On Behalf of | Sep 22, 2022 | Divorce |

The legalization of same-sex marriage represents a significant achievement in the area of same-sex rights in our nation. Despite having the same rights in marriage and divorce as heterosexual couples, same-sex couples face unique issues should they decide to end their marriage.

Property division and same-sex divorce

Same-sex couples seeking a divorce may have difficulty with the property division process. Georgia is an “equitable distribution” state when it comes to property division in a divorce. This means that all marital assets will be divided between the spouses based on what the court deems to be fair, even if it means one spouse is awarded a greater share of the marital assets than the other.

When it comes to same-sex divorce, the problem lies in what assets are considered marital assets.
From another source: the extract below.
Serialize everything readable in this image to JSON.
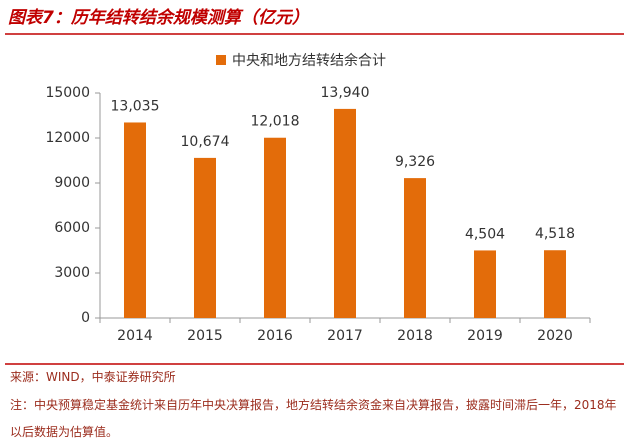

Marital assets include those earned or obtained while married. Assets owned separately prior to marriage that have not commingled with marital assets remain the property of the spouse who owns them.

However, some same-sex couples were living together in a committed relationship for many years before same-sex marriage was made legal. This means they may have accumulated assets during their relationship together that they consider to be marital, but the law does not. Dividing these assets is made more difficult, especially if one spouse claims ownership interest in an asset that the law considers separate.

Child custody and same-sex divorce

Same-sex couples also face child custody issues that heterosexual couples do not. Same-sex couples may have children through surrogacy, sperm donation or adoption. However, unless steps were taken to make the child the child of both spouses for legal purposes, child custody issues can become difficult should the couple divorce.

This is because oftentimes only one spouse carries the child or adopts the child. Even if the child is raised by both spouses together and both spouses hold out as being the child’s parent, the non-biological or non-adoptive parent must go to court to obtain an order stating they are the child’s legal parent. If they fail to do so, it may limit their child custody options in a divorce.

Same-sex divorce presents unique challenges

Same-sex couples face unique divorce challenges. Any divorce, however, has the potential to quickly become complex, and oftentimes emotions run high making it difficult to navigate the divorce process alone. Fortunately, family law attorneys in Georgia can explain the process of divorce to clients and can advocate for their client’s interests.